うーん、おっしゃることはよく分ります。しかしどうしたらいいのかわかりません。
私も定期的に先輩方と会って飲んだりしているのですが、70を超えた方は私の年代の者に向かって「お前たちはかわいそうだ。俺たちの年金は死ぬまでもらえるけど、お前たちは年と共に減っていくんだ」と自慢します。その他にも早く生まれた人の方がとにかく優遇されています。
でもそんなことに文句を言えば年齢の下の方から文句を言われるでしょうね。「おばQさんたちは年金を満額もらって、毎日フィットネスクラブで泳いでいる。それに比べてワレワレワァ〜」
JALでも定年退職者の年金を減らすのに反対があって大変だったそうですが、既得権というのは恐ろしいですね。
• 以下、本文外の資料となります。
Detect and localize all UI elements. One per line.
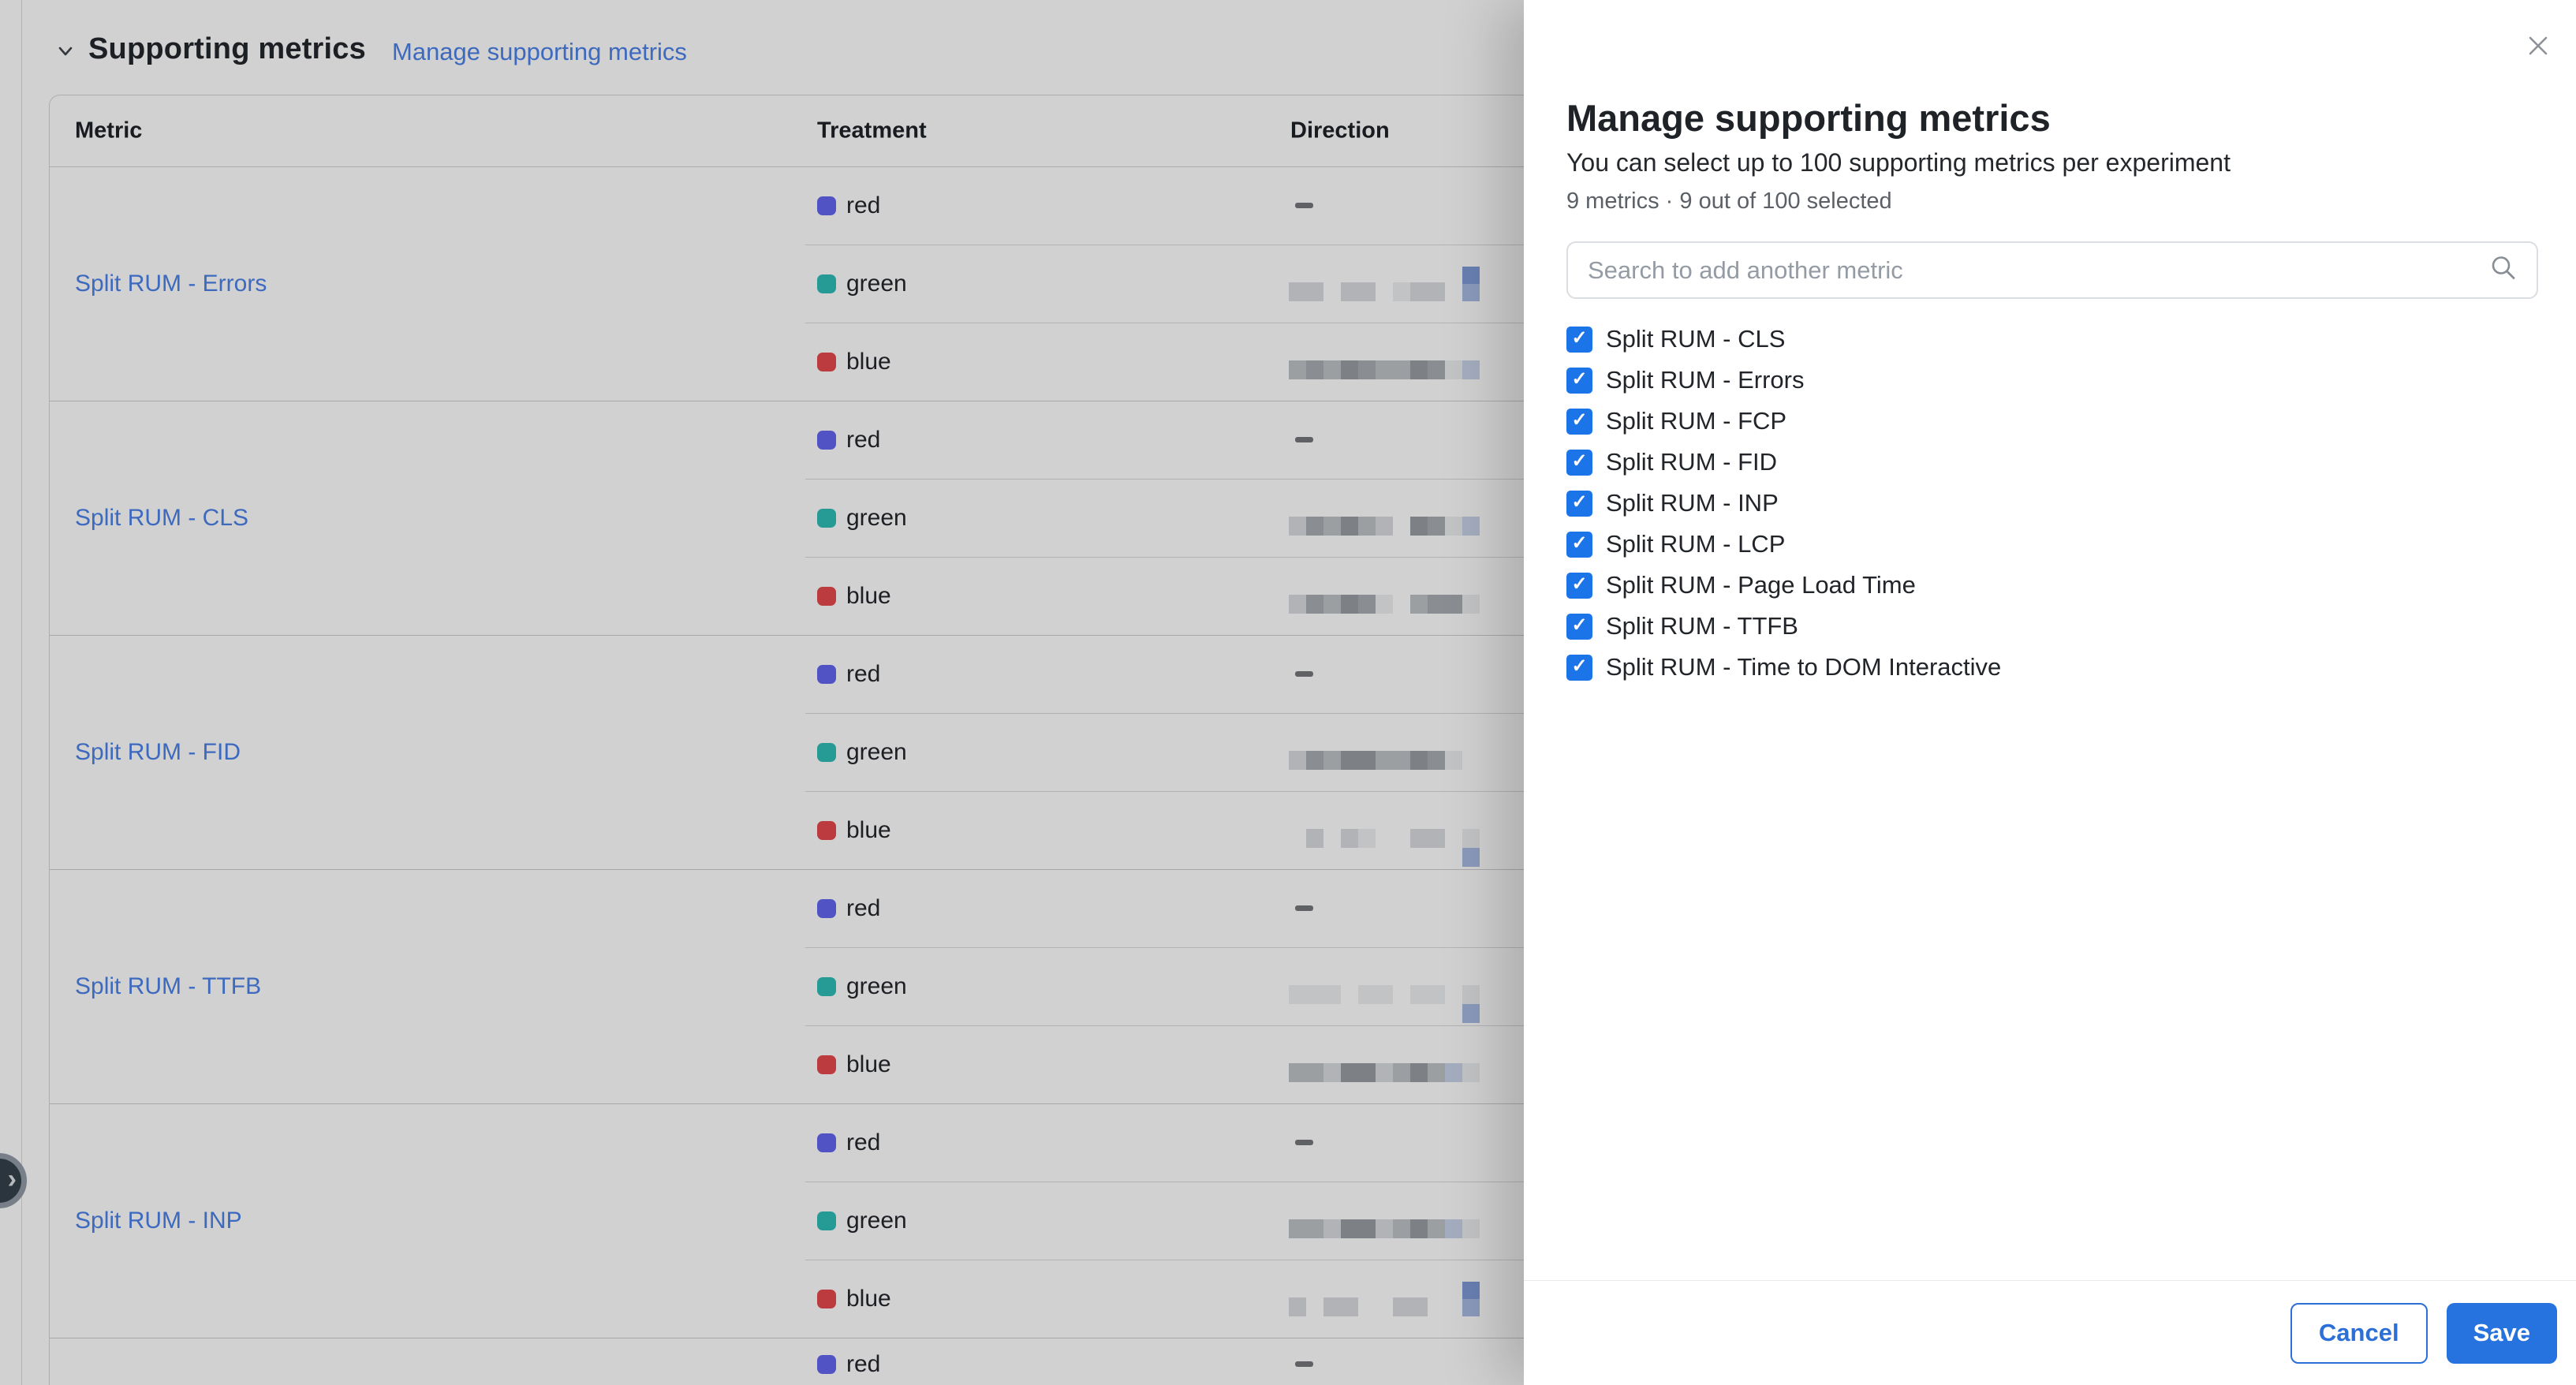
metric-list-item[interactable]: ✓ Split RUM - Time to DOM Interactive <box>1566 647 2544 688</box>
metric-checkbox[interactable]: ✓ <box>1566 532 1592 558</box>
checkbox-tick-icon: ✓ <box>1571 411 1587 430</box>
metric-checkbox[interactable]: ✓ <box>1566 655 1592 681</box>
checkbox-tick-icon: ✓ <box>1571 452 1587 471</box>
panel-footer: Cancel Save <box>1524 1280 2576 1385</box>
checkbox-tick-icon: ✓ <box>1571 534 1587 553</box>
search-input[interactable] <box>1566 241 2538 299</box>
metric-list-item[interactable]: ✓ Split RUM - FCP <box>1566 401 2544 442</box>
manage-supporting-metrics-panel: Manage supporting metrics You can select… <box>1524 0 2576 1385</box>
metric-checkbox-label: Split RUM - CLS <box>1606 325 1785 353</box>
panel-subtitle: You can select up to 100 supporting metr… <box>1566 148 2231 177</box>
metric-list-item[interactable]: ✓ Split RUM - TTFB <box>1566 606 2544 647</box>
metric-list-item[interactable]: ✓ Split RUM - LCP <box>1566 524 2544 565</box>
metric-checkbox[interactable]: ✓ <box>1566 368 1592 394</box>
metric-list-item[interactable]: ✓ Split RUM - INP <box>1566 483 2544 524</box>
selection-count: 9 metrics · 9 out of 100 selected <box>1566 189 1892 215</box>
metric-checkbox-label: Split RUM - FCP <box>1606 407 1786 435</box>
checkbox-tick-icon: ✓ <box>1571 616 1587 635</box>
metric-checkbox[interactable]: ✓ <box>1566 491 1592 517</box>
metric-checkbox-label: Split RUM - LCP <box>1606 530 1785 558</box>
metric-checkbox-label: Split RUM - Page Load Time <box>1606 571 1916 599</box>
metric-checkbox-label: Split RUM - Errors <box>1606 366 1804 394</box>
cancel-button[interactable]: Cancel <box>2290 1303 2428 1364</box>
metric-checkbox-label: Split RUM - TTFB <box>1606 612 1798 640</box>
checkbox-tick-icon: ✓ <box>1571 657 1587 676</box>
metric-checkbox-label: Split RUM - FID <box>1606 448 1777 476</box>
metric-list-item[interactable]: ✓ Split RUM - CLS <box>1566 319 2544 360</box>
metric-checkbox-list: ✓ Split RUM - CLS ✓ Split RUM - Errors ✓ Spli… <box>1566 319 2544 688</box>
metric-checkbox-label: Split RUM - Time to DOM Interactive <box>1606 653 2001 681</box>
search-icon <box>2489 254 2518 286</box>
metric-list-item[interactable]: ✓ Split RUM - FID <box>1566 442 2544 483</box>
metric-checkbox[interactable]: ✓ <box>1566 409 1592 435</box>
save-button[interactable]: Save <box>2447 1303 2557 1364</box>
checkbox-tick-icon: ✓ <box>1571 370 1587 389</box>
metric-checkbox-label: Split RUM - INP <box>1606 489 1779 517</box>
close-icon <box>2523 31 2553 61</box>
metric-checkbox[interactable]: ✓ <box>1566 327 1592 353</box>
close-button[interactable] <box>2516 24 2560 68</box>
panel-title: Manage supporting metrics <box>1566 96 2051 140</box>
metric-checkbox[interactable]: ✓ <box>1566 450 1592 476</box>
metric-checkbox[interactable]: ✓ <box>1566 614 1592 640</box>
metric-checkbox[interactable]: ✓ <box>1566 573 1592 599</box>
checkbox-tick-icon: ✓ <box>1571 575 1587 594</box>
metric-list-item[interactable]: ✓ Split RUM - Page Load Time <box>1566 565 2544 606</box>
metric-list-item[interactable]: ✓ Split RUM - Errors <box>1566 360 2544 401</box>
checkbox-tick-icon: ✓ <box>1571 493 1587 512</box>
checkbox-tick-icon: ✓ <box>1571 329 1587 348</box>
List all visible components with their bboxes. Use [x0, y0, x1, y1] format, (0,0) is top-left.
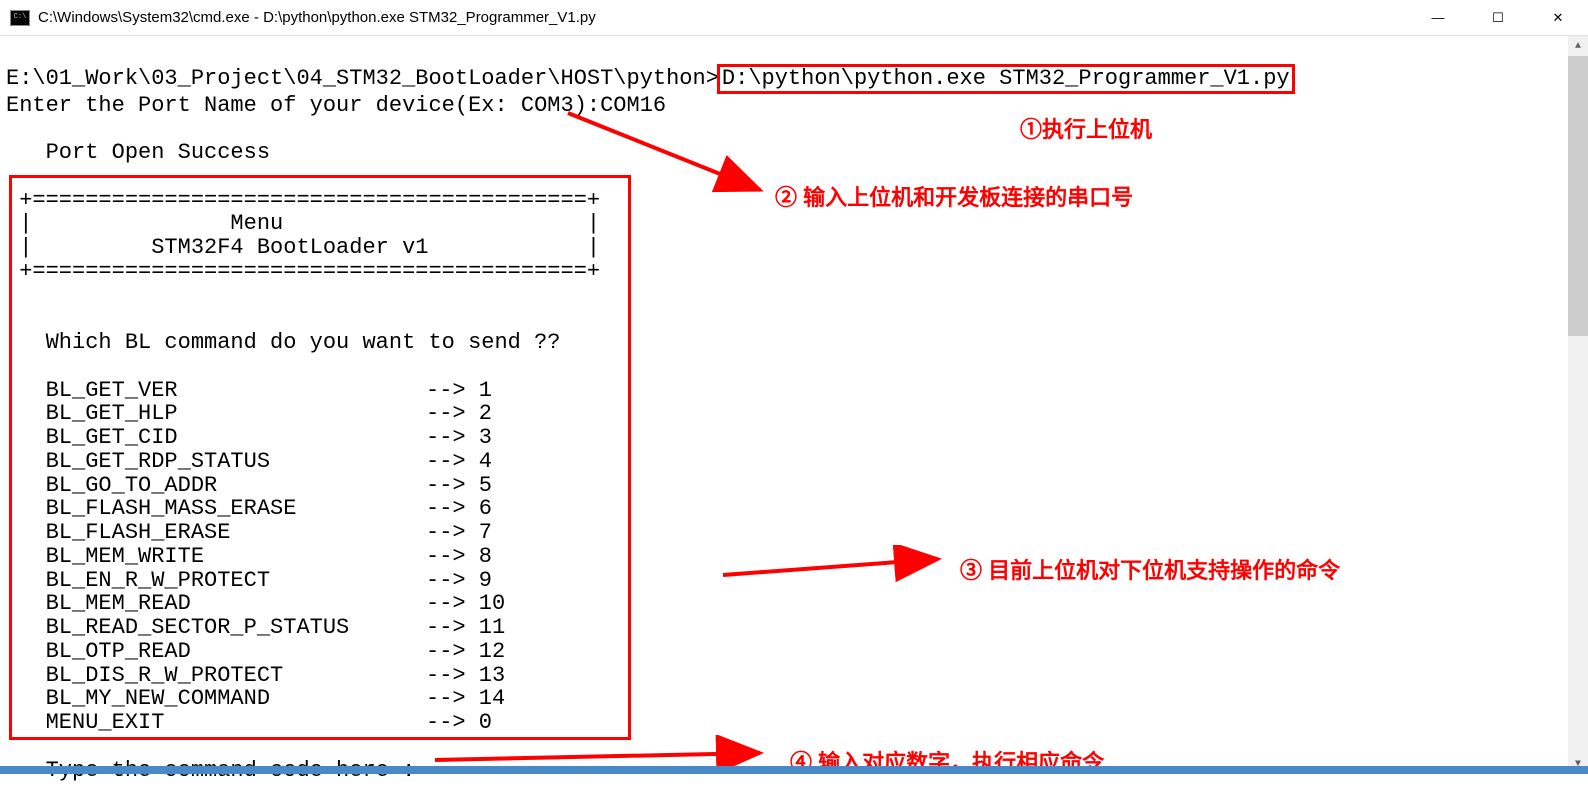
command-number: --> 9 — [426, 569, 492, 593]
command-row: BL_DIS_R_W_PROTECT--> 13 — [6, 664, 1582, 688]
command-row: BL_EN_R_W_PROTECT--> 9 — [6, 569, 1582, 593]
command-box: D:\python\python.exe STM32_Programmer_V1… — [717, 64, 1295, 94]
command-list: BL_GET_VER--> 1 BL_GET_HLP--> 2 BL_GET_C… — [6, 379, 1582, 735]
command-number: --> 2 — [426, 402, 492, 426]
command-name: BL_READ_SECTOR_P_STATUS — [6, 616, 426, 640]
scroll-thumb[interactable] — [1568, 56, 1588, 336]
command-name: BL_GET_HLP — [6, 402, 426, 426]
command-row: BL_GO_TO_ADDR--> 5 — [6, 474, 1582, 498]
terminal-content[interactable]: E:\01_Work\03_Project\04_STM32_BootLoade… — [0, 36, 1588, 786]
command-number: --> 10 — [426, 592, 505, 616]
command-name: BL_DIS_R_W_PROTECT — [6, 664, 426, 688]
command-row: BL_FLASH_ERASE--> 7 — [6, 521, 1582, 545]
command-name: MENU_EXIT — [6, 711, 426, 735]
window-title: C:\Windows\System32\cmd.exe - D:\python\… — [38, 9, 1408, 26]
command-row: BL_GET_HLP--> 2 — [6, 402, 1582, 426]
command-name: BL_MEM_WRITE — [6, 545, 426, 569]
window-titlebar: C:\Windows\System32\cmd.exe - D:\python\… — [0, 0, 1588, 36]
command-row: BL_MEM_READ--> 10 — [6, 592, 1582, 616]
command-number: --> 8 — [426, 545, 492, 569]
command-row: BL_MY_NEW_COMMAND--> 14 — [6, 687, 1582, 711]
command-row: BL_GET_CID--> 3 — [6, 426, 1582, 450]
bottom-accent-bar — [0, 766, 1588, 774]
menu-border-bottom: +=======================================… — [6, 260, 1582, 284]
command-number: --> 11 — [426, 616, 505, 640]
command-number: --> 3 — [426, 426, 492, 450]
annotation-3: ③ 目前上位机对下位机支持操作的命令 — [960, 553, 1340, 585]
command-name: BL_EN_R_W_PROTECT — [6, 569, 426, 593]
menu-title-1: | Menu | — [6, 212, 1582, 236]
command-row: BL_GET_RDP_STATUS--> 4 — [6, 450, 1582, 474]
command-name: BL_GET_CID — [6, 426, 426, 450]
menu-title-2: | STM32F4 BootLoader v1 | — [6, 236, 1582, 260]
command-name: BL_FLASH_ERASE — [6, 521, 426, 545]
port-success: Port Open Success — [6, 140, 270, 165]
annotation-2: ② 输入上位机和开发板连接的串口号 — [775, 180, 1133, 212]
command-name: BL_MEM_READ — [6, 592, 426, 616]
command-row: BL_FLASH_MASS_ERASE--> 6 — [6, 497, 1582, 521]
command-name: BL_GET_RDP_STATUS — [6, 450, 426, 474]
vertical-scrollbar[interactable]: ▲ ▼ — [1568, 36, 1588, 774]
window-controls: — ☐ ✕ — [1408, 0, 1588, 35]
command-name: BL_FLASH_MASS_ERASE — [6, 497, 426, 521]
command-number: --> 4 — [426, 450, 492, 474]
menu-question: Which BL command do you want to send ?? — [6, 330, 561, 355]
command-name: BL_MY_NEW_COMMAND — [6, 687, 426, 711]
command-text: D:\python\python.exe STM32_Programmer_V1… — [722, 66, 1290, 91]
command-number: --> 12 — [426, 640, 505, 664]
command-row: BL_MEM_WRITE--> 8 — [6, 545, 1582, 569]
command-name: BL_GET_VER — [6, 379, 426, 403]
command-number: --> 1 — [426, 379, 492, 403]
command-row: BL_GET_VER--> 1 — [6, 379, 1582, 403]
command-name: BL_GO_TO_ADDR — [6, 474, 426, 498]
port-value: COM16 — [600, 93, 666, 118]
command-row: MENU_EXIT--> 0 — [6, 711, 1582, 735]
cwd-prompt: E:\01_Work\03_Project\04_STM32_BootLoade… — [6, 66, 719, 91]
command-number: --> 13 — [426, 664, 505, 688]
minimize-button[interactable]: — — [1408, 0, 1468, 35]
port-prompt: Enter the Port Name of your device(Ex: C… — [6, 93, 600, 118]
command-number: --> 7 — [426, 521, 492, 545]
scroll-up-button[interactable]: ▲ — [1568, 36, 1588, 56]
command-number: --> 0 — [426, 711, 492, 735]
command-row: BL_READ_SECTOR_P_STATUS--> 11 — [6, 616, 1582, 640]
command-row: BL_OTP_READ--> 12 — [6, 640, 1582, 664]
cmd-icon — [10, 10, 30, 26]
close-button[interactable]: ✕ — [1528, 0, 1588, 35]
command-number: --> 5 — [426, 474, 492, 498]
command-name: BL_OTP_READ — [6, 640, 426, 664]
maximize-button[interactable]: ☐ — [1468, 0, 1528, 35]
command-number: --> 14 — [426, 687, 505, 711]
command-number: --> 6 — [426, 497, 492, 521]
annotation-1: ①执行上位机 — [1020, 112, 1152, 144]
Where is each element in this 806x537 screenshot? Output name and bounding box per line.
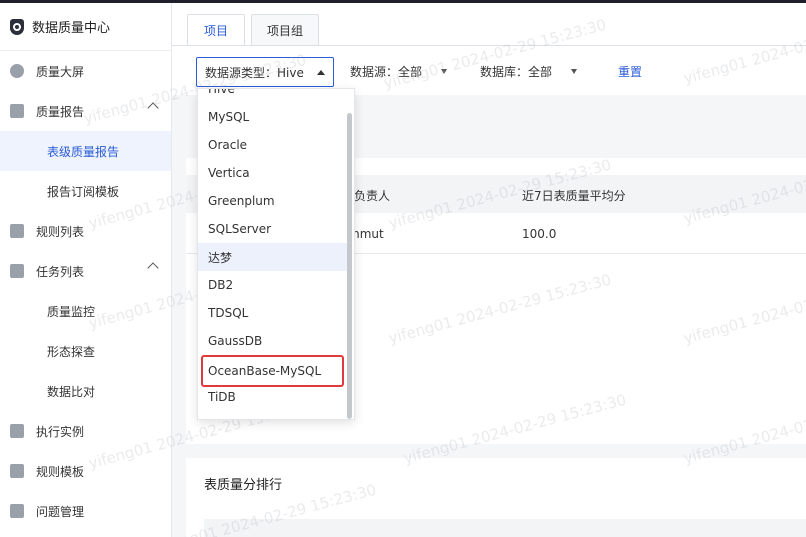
instance-icon (10, 424, 24, 438)
cell-avg-score: 100.0 (522, 227, 557, 241)
sidebar-item-rule-list[interactable]: 规则列表 (0, 211, 171, 251)
ranking-title: 表质量分排行 (204, 478, 283, 493)
caret-down-icon[interactable] (441, 69, 447, 74)
source-select[interactable]: 数据源：全部 (350, 63, 422, 80)
sidebar-item-label: 质量报告 (36, 104, 85, 119)
tab-divider (172, 45, 806, 46)
sidebar-item-report-template[interactable]: 报告订阅模板 (0, 171, 171, 211)
option-gaussdb[interactable]: GaussDB (198, 327, 350, 355)
chevron-up-icon (147, 262, 159, 274)
app-title: 数据质量中心 (32, 21, 111, 36)
dropdown-scrollbar[interactable] (347, 113, 352, 419)
shield-logo-icon (10, 18, 24, 35)
pie-chart-icon (10, 64, 24, 78)
option-hive[interactable]: Hive (198, 89, 350, 103)
sidebar-item-quality-monitor[interactable]: 质量监控 (0, 291, 171, 331)
brand: 数据质量中心 (0, 3, 171, 51)
sidebar-item-quality-report[interactable]: 质量报告 (0, 91, 171, 131)
column-header-owner: 负责人 (354, 189, 391, 203)
source-type-dropdown: Hive MySQL Oracle Vertica Greenplum SQLS… (197, 88, 355, 420)
task-icon (10, 264, 24, 278)
column-header-avg-score: 近7日表质量平均分 (522, 189, 626, 203)
sidebar-item-label: 执行实例 (36, 424, 85, 439)
database-select[interactable]: 数据库：全部 (480, 63, 552, 80)
sidebar-item-label: 质量大屏 (36, 64, 85, 79)
sidebar-item-label: 规则列表 (36, 224, 85, 239)
sidebar-item-task-list[interactable]: 任务列表 (0, 251, 171, 291)
option-vertica[interactable]: Vertica (198, 159, 350, 187)
sidebar-item-issue-management[interactable]: 问题管理 (0, 491, 171, 531)
option-tdsql[interactable]: TDSQL (198, 299, 350, 327)
caret-up-icon (317, 70, 325, 75)
chevron-up-icon (147, 102, 159, 114)
option-sqlserver[interactable]: SQLServer (198, 215, 350, 243)
document-icon (10, 224, 24, 238)
reset-button[interactable]: 重置 (618, 63, 642, 80)
sidebar-item-rule-template[interactable]: 规则模板 (0, 451, 171, 491)
ranking-table-header (204, 519, 806, 537)
option-tidb[interactable]: TiDB (198, 383, 350, 411)
sidebar-item-profile-explore[interactable]: 形态探查 (0, 331, 171, 371)
sidebar: 数据质量中心 质量大屏 质量报告 表级质量报告 报告订阅模板 规则列表 任务列表… (0, 3, 172, 537)
option-db2[interactable]: DB2 (198, 271, 350, 299)
sidebar-item-label: 任务列表 (36, 264, 85, 279)
option-mysql[interactable]: MySQL (198, 103, 350, 131)
source-type-select[interactable]: 数据源类型：Hive (196, 57, 334, 87)
template-icon (10, 464, 24, 478)
sidebar-item-exec-instance[interactable]: 执行实例 (0, 411, 171, 451)
option-greenplum[interactable]: Greenplum (198, 187, 350, 215)
source-type-value: 数据源类型：Hive (205, 65, 304, 80)
sidebar-item-label: 规则模板 (36, 464, 85, 479)
option-dameng[interactable]: 达梦 (198, 243, 350, 271)
caret-down-icon[interactable] (571, 69, 577, 74)
sidebar-item-table-report[interactable]: 表级质量报告 (0, 131, 171, 171)
trend-chart-icon (10, 104, 24, 118)
sidebar-item-label: 问题管理 (36, 504, 85, 519)
sidebar-item-quality-dashboard[interactable]: 质量大屏 (0, 51, 171, 91)
tab-project[interactable]: 项目 (187, 14, 245, 46)
issue-icon (10, 504, 24, 518)
sidebar-item-data-compare[interactable]: 数据比对 (0, 371, 171, 411)
tab-project-group[interactable]: 项目组 (251, 14, 319, 46)
option-oracle[interactable]: Oracle (198, 131, 350, 159)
そうなると公的年金だけにして、退職金もなしにしてその分賃金に上積みして、そのときそのときの同一労働同一賃金にしないと矛盾解消は無理のように思えます。それもまたとんでもなく困難なことだと思います。
段々とさかのぼりますが、日本の学校教育において税金の納め方、老後の蓄えとか、投資の基本ということを教えないとだめなんじゃないでしょうか。みんながそういうことを常識として持っていてはじめてマネジメントというものが行えるのではないかという気がします。
アメリカの小中学校では勉強を教える前に、アメリカ人であること、アメリカの価値観を教えることが目的であるということを読んだことがあります。事実か否かはともかく、毎年新人に驚くような現実でも仕事以前でしょう。社会人として持つべき知識、感覚、行動規範というものを教えるのはどこなんでしょうか?